The Bosporan–Sindian War was a war between the Sindike Kingdom and its allied tribes against the Bosporan Kingdom in the 4th century BC. The war took place amidst the wars of expansion and took the life of the brother of Leukon and Gorgippos, Metrodoros.

Prelude
The Spartocids had been expanding their dominion into the nearby cities of Nymphaeum and Kimmerikon and had set their sights on the Sindike Kingdom. Satyros, in an attempt to gain influence, told the Sindike king, Hekataios, to marry his daughter after he had recently been restored by Satyros. Satyros also demanded that he kill his current wife, Tirgatao, to further assert his control over Hekataios. Not being able to kill his beloved wife, Hekataios sent her to be imprisoned in a tower.

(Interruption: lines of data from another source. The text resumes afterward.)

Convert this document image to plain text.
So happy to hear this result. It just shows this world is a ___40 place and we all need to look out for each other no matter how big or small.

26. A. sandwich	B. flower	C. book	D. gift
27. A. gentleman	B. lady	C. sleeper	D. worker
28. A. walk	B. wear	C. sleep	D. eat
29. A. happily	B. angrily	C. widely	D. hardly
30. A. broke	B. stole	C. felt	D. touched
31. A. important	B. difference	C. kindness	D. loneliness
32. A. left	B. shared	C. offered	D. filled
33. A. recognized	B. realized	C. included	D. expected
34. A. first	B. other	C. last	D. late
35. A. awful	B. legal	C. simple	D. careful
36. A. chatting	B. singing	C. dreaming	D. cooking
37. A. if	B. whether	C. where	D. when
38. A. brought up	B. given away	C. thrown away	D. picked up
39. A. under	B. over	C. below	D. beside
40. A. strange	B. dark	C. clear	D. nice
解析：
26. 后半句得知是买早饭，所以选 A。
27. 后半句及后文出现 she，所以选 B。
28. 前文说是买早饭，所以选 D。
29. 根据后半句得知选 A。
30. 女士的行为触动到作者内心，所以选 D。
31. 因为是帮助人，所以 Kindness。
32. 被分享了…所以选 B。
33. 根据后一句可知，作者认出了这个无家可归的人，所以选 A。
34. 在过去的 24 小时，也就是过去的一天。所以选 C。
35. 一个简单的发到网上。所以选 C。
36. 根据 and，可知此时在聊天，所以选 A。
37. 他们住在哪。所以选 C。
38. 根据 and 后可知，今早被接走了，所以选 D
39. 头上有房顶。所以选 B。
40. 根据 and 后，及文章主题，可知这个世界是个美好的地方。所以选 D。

However, she was able to escape and evade the capture of Satyros, and returned to her home tribe.

Conflict
After evading capture, she returned to her land and roused the Ixomatae to war and gained many allies that she used to strike at both Satyros and Hekataios.

After seeing himself in a double-front war, he sued for peace and used his son Metrodoros as a hostage. Meanwhile they were at peace, Satyros plotted against her, sending his friends to her court as refugees. His friends then failed in assassinating her, leading to the death of Metrodoros and war once again. Satyros died in a siege and the war was passed unto his sons Leukon and Gorgippos, who sued for peace shortly after their ascension.

As the war came to a peace, Tirgatao induced her son by Hekataios, Oktamasades to usurp his father and to make war on the Bosporans. In the following days, Oktamasades took the city of Labrytai, provoking Leukon into declaring war in the name of Hekataios. Leukon, angered at the attack of one of his cities, attacked Oktamasades in the ensuing battle of Labrytai and routed his army completely, forcing Oktamasades to flee into Scythia.

Aftermath
To honor his victory over the Sindoi, Leukon erected a monument to Apollo. Shortly after his victory, Hekataios may have renounced his power, or died due to age, but as one of his last acts, he may have bequeathed his kingdom to Leukon and Gorgippos, successfully completing their father's original vision and expanding their realm.